So one of Dave’s “lady friends” told me that she thought my posts were boring, so I figured I would try to appease her and post something I’m sure all watered-down Rangers fans can relate to…and that’s FACEOFF STRATEGIES!!!

I guess my scriptures only appeal to the diehards, oh well…

To begin, let me first say that winning faceoffs isn’t just a skill set, it’s an art. And I believe it is one of the most overlooked parts of the game.

A friend of mine – who used to play down in The Coast (aka the ECHL) – would always tell me that no matter what level he played, be it high school, college, or pro, teammates of his were always contemplating how to get more ice time. Some focused on scoring pretty goals or making fancy plays, but for fringe players and rookies, winning faceoffs was an aspect of hockey that could help keep you in the lineup.

As he explained to me, there are essentially three components that go into taking a faceoff.

The first is reading your opponent. A centermen has to anticipate his enemy’s game plan based on how the other team is setup. He has to know his opponents tendencies, his strengths, his weaknesses, and obviously whether he is a right-handed or left-handed shot. The second component is having a plan in place for you and your team. You need one plan if you win the draw and another if you lose it. The final component is getting your body in the right position to win whichever faceoff tactic you are planning to execute. A centermen must always think of all these things, before the puck even hits the ice.

Now, there are several different things you can do on the draw based on the location of the faceoff and how your opponent grasps his stick. For example, if the draw is in the neutral zone or the OZ, you can simply try to win the draw cleanly on either your backhand or forehand. However, this may be difficult if you are going against someone who’s using the same hand and same strategy, or if you are matching up against a vastly superior center.

When squaring off against an elite center, players will often try to take away the enemy’s stick first. From there you can try to quickly draw the puck back, you can have your winger go for the loose puck, or if you have good balance, you can try to kick the puck towards your winger.

Faceoff tactics can also change based on a how much time is left in the period. For example, if it’s late in the period in the defensive zone, the center must pay attention to the enemy’s location (strong side or weak side) and whether or not the palm of their hand is on the lower part of the stick facing in, or if it is facing out. If their palm is out (facing you), you know the other guy may be attempting to put a shot on goal.

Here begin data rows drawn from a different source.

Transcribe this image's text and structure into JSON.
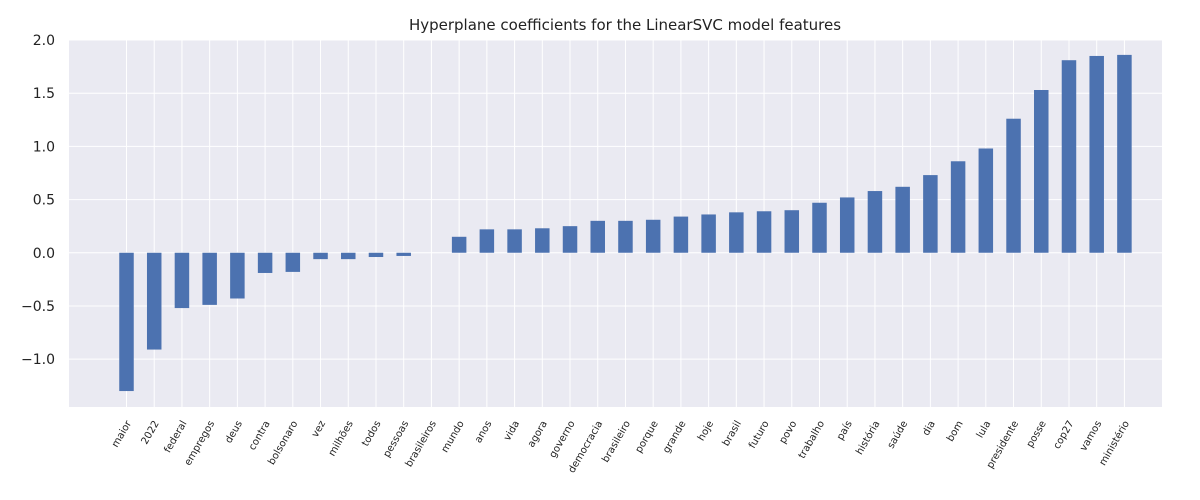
{
  "chart_data": {
    "type": "bar",
    "title": "Hyperplane coefficients for the LinearSVC model features",
    "xlabel": "",
    "ylabel": "",
    "categories": [
      "maior",
      "2022",
      "federal",
      "empregos",
      "deus",
      "contra",
      "bolsonaro",
      "vez",
      "milhões",
      "todos",
      "pessoas",
      "brasileiros",
      "mundo",
      "anos",
      "vida",
      "agora",
      "governo",
      "democracia",
      "brasileiro",
      "porque",
      "grande",
      "hoje",
      "brasil",
      "futuro",
      "povo",
      "trabalho",
      "país",
      "história",
      "saúde",
      "dia",
      "bom",
      "lula",
      "presidente",
      "posse",
      "cop27",
      "vamos",
      "ministério"
    ],
    "values": [
      -1.3,
      -0.91,
      -0.52,
      -0.49,
      -0.43,
      -0.19,
      -0.18,
      -0.06,
      -0.06,
      -0.04,
      -0.03,
      0.0,
      0.15,
      0.22,
      0.22,
      0.23,
      0.25,
      0.3,
      0.3,
      0.31,
      0.34,
      0.36,
      0.38,
      0.39,
      0.4,
      0.47,
      0.52,
      0.58,
      0.62,
      0.73,
      0.86,
      0.98,
      1.26,
      1.53,
      1.81,
      1.85,
      1.86
    ],
    "ylim": [
      -1.45,
      2.0
    ],
    "yticks": [
      "−1.0",
      "−0.5",
      "0.0",
      "0.5",
      "1.0",
      "1.5",
      "2.0"
    ],
    "ytick_values": [
      -1.0,
      -0.5,
      0.0,
      0.5,
      1.0,
      1.5,
      2.0
    ],
    "grid": true,
    "bar_color": "#4c72b0",
    "background_color": "#eaeaf2",
    "grid_color": "#ffffff"
  }
}
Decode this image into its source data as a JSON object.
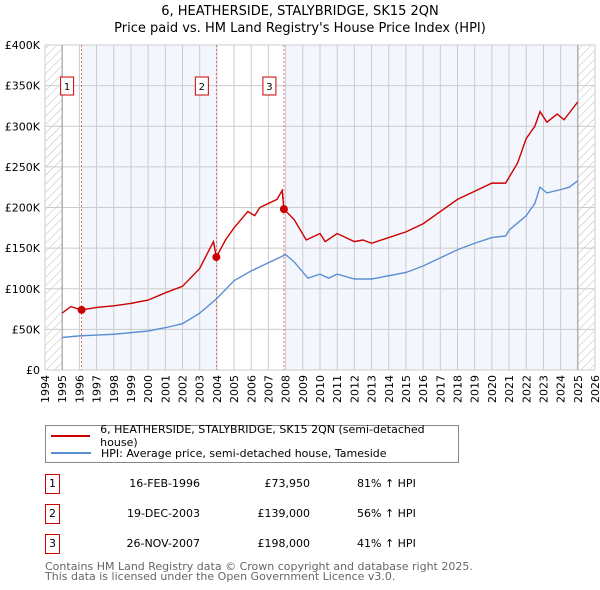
{
  "title": "6, HEATHERSIDE, STALYBRIDGE, SK15 2QN",
  "subtitle": "Price paid vs. HM Land Registry's House Price Index (HPI)",
  "chart_data": {
    "type": "line",
    "xlim": [
      1994,
      2026
    ],
    "ylim": [
      0,
      400000
    ],
    "x_ticks": [
      "1994",
      "1995",
      "1996",
      "1997",
      "1998",
      "1999",
      "2000",
      "2001",
      "2002",
      "2003",
      "2004",
      "2005",
      "2006",
      "2007",
      "2008",
      "2009",
      "2010",
      "2011",
      "2012",
      "2013",
      "2014",
      "2015",
      "2016",
      "2017",
      "2018",
      "2019",
      "2020",
      "2021",
      "2022",
      "2023",
      "2024",
      "2025",
      "2026"
    ],
    "y_ticks": [
      {
        "v": 0,
        "label": "£0"
      },
      {
        "v": 50000,
        "label": "£50K"
      },
      {
        "v": 100000,
        "label": "£100K"
      },
      {
        "v": 150000,
        "label": "£150K"
      },
      {
        "v": 200000,
        "label": "£200K"
      },
      {
        "v": 250000,
        "label": "£250K"
      },
      {
        "v": 300000,
        "label": "£300K"
      },
      {
        "v": 350000,
        "label": "£350K"
      },
      {
        "v": 400000,
        "label": "£400K"
      }
    ],
    "data_range": [
      1995,
      2025
    ],
    "series": [
      {
        "name": "6, HEATHERSIDE, STALYBRIDGE, SK15 2QN (semi-detached house)",
        "color": "#cc0000",
        "x": [
          1995,
          1995.5,
          1996.13,
          1997,
          1998,
          1999,
          2000,
          2001,
          2002,
          2003,
          2003.8,
          2003.97,
          2004.5,
          2005,
          2005.8,
          2006.2,
          2006.5,
          2007,
          2007.5,
          2007.8,
          2007.9,
          2008.5,
          2009.2,
          2010,
          2010.3,
          2011,
          2012,
          2012.5,
          2013,
          2014,
          2015,
          2016,
          2017,
          2018,
          2019,
          2020,
          2020.8,
          2021.5,
          2022,
          2022.5,
          2022.8,
          2023.2,
          2023.8,
          2024.2,
          2025
        ],
        "y": [
          70000,
          78000,
          73950,
          77000,
          79000,
          82000,
          86000,
          95000,
          103000,
          125000,
          158000,
          139000,
          160000,
          175000,
          195000,
          190000,
          200000,
          205000,
          210000,
          221000,
          198000,
          185000,
          160000,
          168000,
          158000,
          168000,
          158000,
          160000,
          156000,
          163000,
          170000,
          180000,
          195000,
          210000,
          220000,
          230000,
          230000,
          255000,
          285000,
          300000,
          318000,
          305000,
          315000,
          308000,
          330000
        ]
      },
      {
        "name": "HPI: Average price, semi-detached house, Tameside",
        "color": "#5b8fd4",
        "x": [
          1995,
          1996,
          1997,
          1998,
          1999,
          2000,
          2001,
          2002,
          2003,
          2004,
          2005,
          2006,
          2007,
          2008,
          2008.5,
          2009.3,
          2010,
          2010.5,
          2011,
          2012,
          2013,
          2014,
          2015,
          2016,
          2017,
          2018,
          2019,
          2020,
          2020.8,
          2021,
          2022,
          2022.5,
          2022.8,
          2023.2,
          2024,
          2024.5,
          2025
        ],
        "y": [
          40000,
          42000,
          43000,
          44000,
          46000,
          48000,
          52000,
          57000,
          70000,
          88000,
          110000,
          122000,
          132000,
          142000,
          133000,
          113000,
          118000,
          113000,
          118000,
          112000,
          112000,
          116000,
          120000,
          128000,
          138000,
          148000,
          156000,
          163000,
          165000,
          172000,
          190000,
          205000,
          225000,
          218000,
          222000,
          225000,
          233000
        ]
      }
    ],
    "sales": [
      {
        "id": "1",
        "x": 1996.13,
        "y": 73950,
        "date": "16-FEB-1996",
        "price": "£73,950",
        "hpi": "81% ↑ HPI"
      },
      {
        "id": "2",
        "x": 2003.97,
        "y": 139000,
        "date": "19-DEC-2003",
        "price": "£139,000",
        "hpi": "56% ↑ HPI"
      },
      {
        "id": "3",
        "x": 2007.9,
        "y": 198000,
        "date": "26-NOV-2007",
        "price": "£198,000",
        "hpi": "41% ↑ HPI"
      }
    ]
  },
  "footer": [
    "Contains HM Land Registry data © Crown copyright and database right 2025.",
    "This data is licensed under the Open Government Licence v3.0."
  ]
}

This is where home ice advantage can come into play. The visiting centermen’s stick must always touch the ice before the home team’s stick. This rule gives the home team’s center a chance to analyze the opposition and react. Often times you’ll notice that centers who are subpar at faceoffs will generally have significantly better stats at home than on the road. This chance to read and react is often the reason behind these uneven faceoff statistics.

Of course there is also the strength factor. If you are in in the OZ and you think they’re playing the stick lift, you can counter by placing your strong hand real low on the stick, right above the blade. In this setup you can use your core body strength (if you’re in great hockey shape) to fight off the stick lift or tie-up. Guys like Stepan and Arty certainly need to get stronger if they are going to avoid getting dominated in the dots this season and this tactic is one that definitely can be utilized with increased strength.

Overall, I am not worried about either Stepan or Arty. As these kids learn to read the opposition, mature physically, and grow into their bodies, their faceoff % will likely improve. Until then, let’s hope some of Messier’s skills rub off.